045  “Modern Western culture is largely shorn of attentiveness to both habitat and habitus [way or habit of living].  Where we live–to what we are rooted–no longer defines who we are.  We have learned to distrust all disciplines of formative spiritual tradition, with their communal ways of perceiving the world.  We have realized, in the end, the ‘free individual’ at the expense of a network of interrelated meanings.”  – B.C. Lane, The Solace of Fierce Landscapes

Among the reasons for choosing to live in a tiny village in France, such as Limeuil, from which we returned recently,  might be to reside in a place that still pays attention to where it is, as well as the long-woven patterns of a way of life.  But you don’t have to go to France, or to a quiet medieval village–or to a village in Indonesia or Cameroon– to live in this way (though elsewhere the food, and especially the fruits and vegetables,  may not be as good!)  We all can live in relation to the habitats in which we find ourselves, and with the ways of living we have received and with which we wrestle.
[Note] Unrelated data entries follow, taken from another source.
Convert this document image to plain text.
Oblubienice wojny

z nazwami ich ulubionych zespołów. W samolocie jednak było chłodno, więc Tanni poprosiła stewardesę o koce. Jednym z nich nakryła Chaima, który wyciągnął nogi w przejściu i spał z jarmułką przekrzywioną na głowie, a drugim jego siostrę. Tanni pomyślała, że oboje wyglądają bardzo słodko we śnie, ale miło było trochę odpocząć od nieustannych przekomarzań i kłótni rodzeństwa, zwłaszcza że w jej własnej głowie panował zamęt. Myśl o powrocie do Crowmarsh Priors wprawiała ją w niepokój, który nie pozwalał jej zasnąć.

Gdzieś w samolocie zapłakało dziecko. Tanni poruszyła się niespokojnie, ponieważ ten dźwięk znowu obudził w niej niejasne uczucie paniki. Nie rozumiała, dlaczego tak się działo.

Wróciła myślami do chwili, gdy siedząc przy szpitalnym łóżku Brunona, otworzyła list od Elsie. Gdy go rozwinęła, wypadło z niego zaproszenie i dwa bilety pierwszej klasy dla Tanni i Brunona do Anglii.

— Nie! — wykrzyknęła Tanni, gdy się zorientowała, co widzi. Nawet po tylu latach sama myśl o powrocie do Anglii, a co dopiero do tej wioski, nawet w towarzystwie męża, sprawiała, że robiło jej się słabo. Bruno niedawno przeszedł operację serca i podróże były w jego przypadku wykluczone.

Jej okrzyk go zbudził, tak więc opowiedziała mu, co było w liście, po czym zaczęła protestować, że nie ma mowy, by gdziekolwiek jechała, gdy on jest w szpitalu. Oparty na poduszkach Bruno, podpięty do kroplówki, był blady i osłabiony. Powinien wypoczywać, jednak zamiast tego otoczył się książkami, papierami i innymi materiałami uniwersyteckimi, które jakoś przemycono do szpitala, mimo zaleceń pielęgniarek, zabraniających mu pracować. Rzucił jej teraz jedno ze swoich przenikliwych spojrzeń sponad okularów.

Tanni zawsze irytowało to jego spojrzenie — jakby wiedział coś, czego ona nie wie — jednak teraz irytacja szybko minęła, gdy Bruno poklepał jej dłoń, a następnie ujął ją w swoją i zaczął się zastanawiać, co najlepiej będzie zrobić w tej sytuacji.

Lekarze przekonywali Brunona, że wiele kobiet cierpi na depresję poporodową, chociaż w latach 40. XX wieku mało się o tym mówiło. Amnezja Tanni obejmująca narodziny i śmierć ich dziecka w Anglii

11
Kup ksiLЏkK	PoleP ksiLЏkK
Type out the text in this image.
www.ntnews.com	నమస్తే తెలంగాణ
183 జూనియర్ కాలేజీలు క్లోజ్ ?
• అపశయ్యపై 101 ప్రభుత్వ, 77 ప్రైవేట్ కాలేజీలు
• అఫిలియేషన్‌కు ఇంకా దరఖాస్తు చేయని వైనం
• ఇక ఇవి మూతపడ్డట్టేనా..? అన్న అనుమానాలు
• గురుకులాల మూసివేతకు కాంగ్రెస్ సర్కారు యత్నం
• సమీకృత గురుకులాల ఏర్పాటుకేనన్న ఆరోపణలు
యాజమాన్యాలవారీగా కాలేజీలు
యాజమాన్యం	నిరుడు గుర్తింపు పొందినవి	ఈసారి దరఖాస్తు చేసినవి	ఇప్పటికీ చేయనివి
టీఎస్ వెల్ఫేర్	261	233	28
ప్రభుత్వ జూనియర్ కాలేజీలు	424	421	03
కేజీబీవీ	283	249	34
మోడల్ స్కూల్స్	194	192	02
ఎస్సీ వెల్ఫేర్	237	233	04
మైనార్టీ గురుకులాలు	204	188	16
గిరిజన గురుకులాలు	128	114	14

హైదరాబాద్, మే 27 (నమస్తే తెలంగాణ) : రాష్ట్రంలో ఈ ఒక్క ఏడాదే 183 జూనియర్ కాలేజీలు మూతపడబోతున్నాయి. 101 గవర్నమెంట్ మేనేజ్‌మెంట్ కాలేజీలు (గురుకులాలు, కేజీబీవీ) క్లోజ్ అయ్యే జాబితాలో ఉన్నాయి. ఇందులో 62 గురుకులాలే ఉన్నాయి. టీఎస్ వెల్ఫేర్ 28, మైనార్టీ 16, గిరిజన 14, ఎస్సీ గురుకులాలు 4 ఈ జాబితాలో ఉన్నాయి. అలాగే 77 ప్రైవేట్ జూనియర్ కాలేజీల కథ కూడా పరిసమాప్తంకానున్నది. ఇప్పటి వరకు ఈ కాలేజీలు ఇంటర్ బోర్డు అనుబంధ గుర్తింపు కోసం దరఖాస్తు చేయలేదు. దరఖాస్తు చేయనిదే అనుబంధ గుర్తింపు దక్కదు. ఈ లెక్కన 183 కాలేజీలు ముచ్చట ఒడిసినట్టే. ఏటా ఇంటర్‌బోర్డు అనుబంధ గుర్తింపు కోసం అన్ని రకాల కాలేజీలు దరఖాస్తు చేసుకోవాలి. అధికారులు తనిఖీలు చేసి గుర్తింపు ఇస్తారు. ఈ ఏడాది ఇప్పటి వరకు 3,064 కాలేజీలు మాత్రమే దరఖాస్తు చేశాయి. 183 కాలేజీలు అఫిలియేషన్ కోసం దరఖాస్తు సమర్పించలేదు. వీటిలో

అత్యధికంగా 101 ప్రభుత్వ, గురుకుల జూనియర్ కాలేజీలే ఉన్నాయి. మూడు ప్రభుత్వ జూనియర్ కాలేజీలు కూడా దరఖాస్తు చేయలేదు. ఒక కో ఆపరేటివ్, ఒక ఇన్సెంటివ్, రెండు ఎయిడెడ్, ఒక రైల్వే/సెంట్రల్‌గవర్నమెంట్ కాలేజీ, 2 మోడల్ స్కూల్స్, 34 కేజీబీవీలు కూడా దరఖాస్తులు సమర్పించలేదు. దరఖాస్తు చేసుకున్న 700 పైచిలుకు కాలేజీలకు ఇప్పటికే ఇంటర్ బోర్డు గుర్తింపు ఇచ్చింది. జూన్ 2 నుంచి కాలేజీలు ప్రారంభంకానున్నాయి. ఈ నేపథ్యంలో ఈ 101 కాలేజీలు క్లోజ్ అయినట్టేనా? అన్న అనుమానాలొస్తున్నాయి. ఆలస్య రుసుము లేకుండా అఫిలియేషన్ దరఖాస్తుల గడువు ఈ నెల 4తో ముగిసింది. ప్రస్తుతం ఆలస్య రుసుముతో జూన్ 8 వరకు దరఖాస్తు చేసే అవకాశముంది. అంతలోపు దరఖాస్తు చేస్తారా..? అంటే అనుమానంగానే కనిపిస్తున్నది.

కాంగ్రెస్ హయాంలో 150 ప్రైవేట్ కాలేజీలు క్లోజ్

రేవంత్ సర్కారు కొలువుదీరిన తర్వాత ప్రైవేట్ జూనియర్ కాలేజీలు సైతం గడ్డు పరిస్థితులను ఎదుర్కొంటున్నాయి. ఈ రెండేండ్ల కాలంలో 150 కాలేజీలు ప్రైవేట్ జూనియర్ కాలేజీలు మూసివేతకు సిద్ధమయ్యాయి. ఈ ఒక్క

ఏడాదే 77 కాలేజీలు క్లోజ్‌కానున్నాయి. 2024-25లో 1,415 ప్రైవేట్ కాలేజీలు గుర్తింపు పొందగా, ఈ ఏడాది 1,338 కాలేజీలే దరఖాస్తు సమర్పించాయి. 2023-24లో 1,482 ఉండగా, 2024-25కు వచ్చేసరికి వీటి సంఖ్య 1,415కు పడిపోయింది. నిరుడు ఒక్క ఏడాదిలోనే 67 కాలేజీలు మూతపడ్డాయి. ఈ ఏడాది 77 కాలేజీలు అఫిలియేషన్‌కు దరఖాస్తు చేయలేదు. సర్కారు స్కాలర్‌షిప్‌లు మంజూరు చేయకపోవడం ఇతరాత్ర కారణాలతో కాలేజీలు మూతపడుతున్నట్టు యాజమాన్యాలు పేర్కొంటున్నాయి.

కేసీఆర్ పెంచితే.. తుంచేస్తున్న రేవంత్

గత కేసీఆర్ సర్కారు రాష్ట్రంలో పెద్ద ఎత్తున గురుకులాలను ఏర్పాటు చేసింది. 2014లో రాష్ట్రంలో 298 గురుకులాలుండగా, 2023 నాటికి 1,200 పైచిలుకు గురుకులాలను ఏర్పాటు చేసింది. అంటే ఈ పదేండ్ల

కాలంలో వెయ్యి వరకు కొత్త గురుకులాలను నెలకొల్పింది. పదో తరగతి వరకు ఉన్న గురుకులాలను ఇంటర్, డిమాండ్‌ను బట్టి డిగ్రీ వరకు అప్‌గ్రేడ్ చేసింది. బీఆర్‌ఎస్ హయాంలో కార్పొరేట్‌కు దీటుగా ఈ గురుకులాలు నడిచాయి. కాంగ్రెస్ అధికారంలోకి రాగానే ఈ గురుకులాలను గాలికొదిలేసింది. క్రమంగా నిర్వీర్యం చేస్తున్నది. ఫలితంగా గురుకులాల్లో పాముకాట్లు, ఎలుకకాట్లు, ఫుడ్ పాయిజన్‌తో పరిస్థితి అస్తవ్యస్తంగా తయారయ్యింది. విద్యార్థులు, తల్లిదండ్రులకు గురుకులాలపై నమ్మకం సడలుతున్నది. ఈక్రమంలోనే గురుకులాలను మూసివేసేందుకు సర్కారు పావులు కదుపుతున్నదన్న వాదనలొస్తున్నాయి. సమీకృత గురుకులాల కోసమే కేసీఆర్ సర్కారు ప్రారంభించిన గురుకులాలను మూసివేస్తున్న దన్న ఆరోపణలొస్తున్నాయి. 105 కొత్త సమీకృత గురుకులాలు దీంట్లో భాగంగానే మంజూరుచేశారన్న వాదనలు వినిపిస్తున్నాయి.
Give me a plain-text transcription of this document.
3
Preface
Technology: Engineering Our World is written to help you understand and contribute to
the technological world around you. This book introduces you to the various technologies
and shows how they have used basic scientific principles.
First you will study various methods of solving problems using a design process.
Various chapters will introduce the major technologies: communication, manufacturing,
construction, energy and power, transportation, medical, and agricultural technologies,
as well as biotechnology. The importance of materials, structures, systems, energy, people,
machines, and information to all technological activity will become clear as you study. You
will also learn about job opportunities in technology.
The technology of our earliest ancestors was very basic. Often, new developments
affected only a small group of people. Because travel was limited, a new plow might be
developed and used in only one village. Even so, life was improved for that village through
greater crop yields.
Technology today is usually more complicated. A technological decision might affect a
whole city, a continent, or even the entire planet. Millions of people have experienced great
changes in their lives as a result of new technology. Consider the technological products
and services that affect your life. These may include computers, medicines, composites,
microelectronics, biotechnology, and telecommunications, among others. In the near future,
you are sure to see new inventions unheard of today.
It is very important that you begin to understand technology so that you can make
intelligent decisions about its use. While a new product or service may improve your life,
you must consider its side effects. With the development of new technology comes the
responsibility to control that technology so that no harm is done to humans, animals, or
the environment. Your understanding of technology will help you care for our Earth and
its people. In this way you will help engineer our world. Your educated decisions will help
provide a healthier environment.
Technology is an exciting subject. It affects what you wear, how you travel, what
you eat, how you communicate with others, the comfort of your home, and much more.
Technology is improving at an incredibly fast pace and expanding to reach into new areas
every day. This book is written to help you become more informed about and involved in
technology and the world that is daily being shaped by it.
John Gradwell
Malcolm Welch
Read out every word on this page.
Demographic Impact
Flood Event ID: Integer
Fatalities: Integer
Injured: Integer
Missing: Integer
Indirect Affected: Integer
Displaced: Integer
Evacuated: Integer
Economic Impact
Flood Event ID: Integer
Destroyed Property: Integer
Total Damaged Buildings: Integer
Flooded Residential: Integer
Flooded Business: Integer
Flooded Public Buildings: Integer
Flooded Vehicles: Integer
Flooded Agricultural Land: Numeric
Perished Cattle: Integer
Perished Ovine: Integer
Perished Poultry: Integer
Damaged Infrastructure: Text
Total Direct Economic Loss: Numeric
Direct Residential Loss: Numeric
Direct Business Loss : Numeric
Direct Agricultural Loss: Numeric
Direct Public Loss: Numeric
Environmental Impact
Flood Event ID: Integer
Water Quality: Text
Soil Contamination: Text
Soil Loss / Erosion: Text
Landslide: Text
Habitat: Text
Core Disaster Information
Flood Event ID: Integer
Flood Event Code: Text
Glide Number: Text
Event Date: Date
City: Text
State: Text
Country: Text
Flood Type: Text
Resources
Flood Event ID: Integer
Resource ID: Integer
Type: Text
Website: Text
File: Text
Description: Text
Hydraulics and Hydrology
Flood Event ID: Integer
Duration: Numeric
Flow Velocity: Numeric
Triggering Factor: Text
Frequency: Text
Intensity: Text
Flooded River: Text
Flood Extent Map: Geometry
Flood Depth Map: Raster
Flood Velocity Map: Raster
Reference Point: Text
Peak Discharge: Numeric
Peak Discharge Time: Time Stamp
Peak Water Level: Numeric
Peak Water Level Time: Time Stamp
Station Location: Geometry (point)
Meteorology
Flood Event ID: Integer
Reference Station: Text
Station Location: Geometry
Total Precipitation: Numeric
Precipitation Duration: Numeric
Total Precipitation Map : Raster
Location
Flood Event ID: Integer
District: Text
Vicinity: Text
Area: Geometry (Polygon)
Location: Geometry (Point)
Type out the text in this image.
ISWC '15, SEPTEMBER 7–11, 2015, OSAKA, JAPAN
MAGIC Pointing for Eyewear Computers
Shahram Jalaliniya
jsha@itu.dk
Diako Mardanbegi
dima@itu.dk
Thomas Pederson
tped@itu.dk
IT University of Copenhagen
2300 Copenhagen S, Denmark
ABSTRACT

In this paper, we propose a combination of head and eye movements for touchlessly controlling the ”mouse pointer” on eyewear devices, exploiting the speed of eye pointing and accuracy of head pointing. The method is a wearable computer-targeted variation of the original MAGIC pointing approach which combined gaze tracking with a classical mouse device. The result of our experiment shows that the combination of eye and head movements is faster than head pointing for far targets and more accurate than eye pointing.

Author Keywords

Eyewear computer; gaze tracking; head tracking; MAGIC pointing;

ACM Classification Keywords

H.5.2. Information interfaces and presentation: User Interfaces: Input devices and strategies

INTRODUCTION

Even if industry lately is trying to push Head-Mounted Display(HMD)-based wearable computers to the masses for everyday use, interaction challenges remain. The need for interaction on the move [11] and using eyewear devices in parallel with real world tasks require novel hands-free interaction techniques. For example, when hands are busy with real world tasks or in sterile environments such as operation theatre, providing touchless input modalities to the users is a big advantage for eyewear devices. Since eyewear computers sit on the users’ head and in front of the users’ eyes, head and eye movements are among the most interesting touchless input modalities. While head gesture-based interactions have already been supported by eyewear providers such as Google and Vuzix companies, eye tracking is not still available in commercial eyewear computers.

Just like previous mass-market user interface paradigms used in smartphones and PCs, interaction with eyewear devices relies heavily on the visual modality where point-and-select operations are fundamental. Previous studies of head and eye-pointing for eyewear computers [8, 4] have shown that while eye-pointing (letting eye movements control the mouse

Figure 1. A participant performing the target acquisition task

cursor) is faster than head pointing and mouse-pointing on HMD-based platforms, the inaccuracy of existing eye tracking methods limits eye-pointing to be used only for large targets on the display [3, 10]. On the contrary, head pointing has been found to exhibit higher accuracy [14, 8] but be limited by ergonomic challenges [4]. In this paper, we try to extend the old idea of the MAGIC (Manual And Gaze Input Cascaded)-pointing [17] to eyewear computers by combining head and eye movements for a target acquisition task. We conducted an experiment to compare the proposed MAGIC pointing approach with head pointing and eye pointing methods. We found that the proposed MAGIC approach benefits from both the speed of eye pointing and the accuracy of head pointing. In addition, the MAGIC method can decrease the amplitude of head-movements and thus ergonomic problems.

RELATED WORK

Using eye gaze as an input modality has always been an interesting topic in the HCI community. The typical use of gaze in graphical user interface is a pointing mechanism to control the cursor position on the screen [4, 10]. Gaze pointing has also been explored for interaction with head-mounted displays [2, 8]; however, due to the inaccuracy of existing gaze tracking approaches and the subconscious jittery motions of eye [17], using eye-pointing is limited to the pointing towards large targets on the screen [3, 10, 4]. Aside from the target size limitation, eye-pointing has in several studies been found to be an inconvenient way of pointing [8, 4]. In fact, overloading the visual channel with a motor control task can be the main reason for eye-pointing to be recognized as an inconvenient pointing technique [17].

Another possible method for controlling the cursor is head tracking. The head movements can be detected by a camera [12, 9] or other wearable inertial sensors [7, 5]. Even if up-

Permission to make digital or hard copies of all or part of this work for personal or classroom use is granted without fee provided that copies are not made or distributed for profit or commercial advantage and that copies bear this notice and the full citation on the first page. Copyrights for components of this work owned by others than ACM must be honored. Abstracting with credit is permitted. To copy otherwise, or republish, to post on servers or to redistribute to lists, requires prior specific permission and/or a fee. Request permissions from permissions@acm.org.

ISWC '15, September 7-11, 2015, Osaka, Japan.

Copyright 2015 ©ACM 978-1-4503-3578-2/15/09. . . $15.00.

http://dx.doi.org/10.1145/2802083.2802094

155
I’m thinking about this in part because we are surrounded by so many people who are living un-rooted lives, with no care for our environment, with no sense of obligation to the communities on which they in fact depend, with disdain for history and little or no concern for the future.  We are tempted to do the same.  And we all live–at least here in the United States–in a media environment that promotes sensation, the latest trend, and variations on the idea that you can reach out and get for yourself everything you need without the hassles of dealing with other people, governments, laws, seasons, etc.  Even our National Public Radio station trumpets the claim that “every story begins with you.”   To my mind this avid embrace of self as all-sufficient, and the discarding of our need for rooting ourselves, are dangerous and profoundly unrealistic.

But I am also struck by how much is to be gained if we were to practice this sort of attentiveness with one another.  Understanding begins when I am invited to enter into your life, and allow myself to spend time in your environment and context, and take time to experience your habitus –your ways of thinking, your community, your practices of living.  When you ask me to cross over for a time into your habitat and habitus, and I do, I enter a little way into your world, your vision, your life.  When I invite you in, the same is true.  As long as we enter with respect, and without crashing around in each other’s “house”, we are both enlarged and blessed.

We can abide with one another, formed by and forming our traditions, taking up our places on the earth.